Matthew Toseland wrote:
> On Tue, Mar 20, 2007 at 02:52:01PM +0000, Dave Baker wrote:
>
>>>> [cut]
>>>>
>>>>
>>>>> Benefits to the Freenet Community:
>>>>> With this project it will be much easier to start a Freenet Node
>>>>> in every QEmu supported Operative System.
>>>>>
>>>> Why? Freenet already runs in Java, and half the point of Java is that
>>>> it's platform-independent. How will it being a QEmu image make it easier
>>>> than the current installer (or any hypothetical Freenet installer)?
>>>>
>>> I think that with a QEmu machine it should be simpler because we can
>>> "pack" everything
>>> in a single executable that will start up a system that can be take care
>>> of everything involving
>>> a good functioning of a Freenet node.
>>>
>> That's the idea of the installer - it comes as a single file. Granted, it
>> ends
>> up as a directory on disk (along with appropriate shortcuts and suchlike)
>> but
>> it essentially looks the same to the user.
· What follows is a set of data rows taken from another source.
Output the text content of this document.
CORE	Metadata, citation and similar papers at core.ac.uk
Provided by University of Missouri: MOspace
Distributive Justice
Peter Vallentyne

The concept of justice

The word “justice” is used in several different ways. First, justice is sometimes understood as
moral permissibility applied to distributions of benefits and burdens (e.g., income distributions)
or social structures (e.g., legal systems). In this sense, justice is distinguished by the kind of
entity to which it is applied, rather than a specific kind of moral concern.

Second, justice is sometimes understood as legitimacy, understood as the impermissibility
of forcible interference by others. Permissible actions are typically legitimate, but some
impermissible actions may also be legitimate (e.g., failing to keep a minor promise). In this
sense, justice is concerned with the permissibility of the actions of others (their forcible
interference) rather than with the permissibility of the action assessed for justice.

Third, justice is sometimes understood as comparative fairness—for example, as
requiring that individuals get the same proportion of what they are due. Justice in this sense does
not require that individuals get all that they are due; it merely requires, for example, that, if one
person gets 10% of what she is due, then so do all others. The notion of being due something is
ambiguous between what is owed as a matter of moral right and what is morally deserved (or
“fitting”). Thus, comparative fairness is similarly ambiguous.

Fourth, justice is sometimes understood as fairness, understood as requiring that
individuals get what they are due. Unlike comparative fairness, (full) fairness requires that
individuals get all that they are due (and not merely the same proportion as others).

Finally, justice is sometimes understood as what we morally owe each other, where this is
I can't really see as there's
>> much
>> of a benefit from it being in a single file (there's no shortage, after
>> all);
>> certainly not enough to outweight the enournmous overhead of running inside
>> a
>> virtualiser.
>>
>>
>>> I mean it would be really easier
>>> to perform auto-update
>>> for both the freenet code and the Java Virtual Machine.
>>>
>> They both do that anyway.
>>
>
> The JVM is auto-updated?
>
Yes, the idea is to setup an auto-update for both the freenet code and
the JVM.
>>> For the user it is just "turning on a box" that will take care of
>>> everything. And I
>>> think that is a good point for usability.
>>>
>> Right now, the user doesn't have to do anything at all, on windows, anyway:
>> it
>> starts up on system start. On unix it's just a matter of './run.sh start' or
>> whatever it is nowadays.
>>
>>
>>> What is more there will be almost no security and crash problems for the
>>> hosting machine
>>> (as in every virtualized environment), probably in my application I
>>> should stress this point more.
>>>
>> Again - Java. We're in a virtual machine anyway. We can't use up all the
>> memory, and we get free protection against stack smashing and the like, so
>> vulerabilities in Freenet are much less likley anyway.
>>
>
> Now, putting it in a container - a chroot, MAC jail, whatever - and
> having the installer auto-config this and add an init script on install,
> that might be interesting, but probably very linux-specific.
>
It can be very Linux specific inside the QEmu-Freenet, but outside I think
you can use this propreties even if you are in a Windows system
>>>>> Finally this QEmu instance could be used for studying pourposes,
>>>>> at user level too, on Freenet functionality (e.g. statistics,
>>>>> bandusage,...)
>>>>> even in a cluster of freenet nodes.
>>>>>
>>>> Why do we need QEmu for that? We can set up an indefinate number nodes on
>>>> the same machine anyway.
>>>>
>>>> Essentially, the 'benefit' section leaves so many questions unanswered
>>>> that it doesn't actually explain the benefit at all, so I still don't
>>>> understand the point of the project. I'm sure there's a sensible aim
>>>> here, but I can't figure out what it is from reading the proposal!
>>>>
>>> I think we should consider it from the point of view of a non-freenet
>>> developer.
>>> It could be really easier just to turn your n-virtual machines on and run
>>> classical system administration tools on it, than searching how to
>>> deploy n-nodes on
>>> the same machine. And they will have the same possibility as n-nodes
>>> connected to
>>> a virtual switch? I mean: it is like having n-computer to tests! :)
>>>
>> Well the only thing you'd have to change to get several nodes running on the
>> same host would be the port numbers, which you'd still have to change in
>> qemu, I assume, otherwise your machine would have no idea which node you
>> wanted to connect to if you pointed your browser at localhost:8888. I don't
>> know how qemu handles multiple copies of itself all wanting to listen on the
>> same port, but whatever you do, you still end up with the same problem.
>>
>
> Running multiple nodes in the same VM with unnecessary layers disabled
> would be both interesting and fast enough to be useful.
>
Maybe we can add in the GUI an option for the removal of unwanted layers.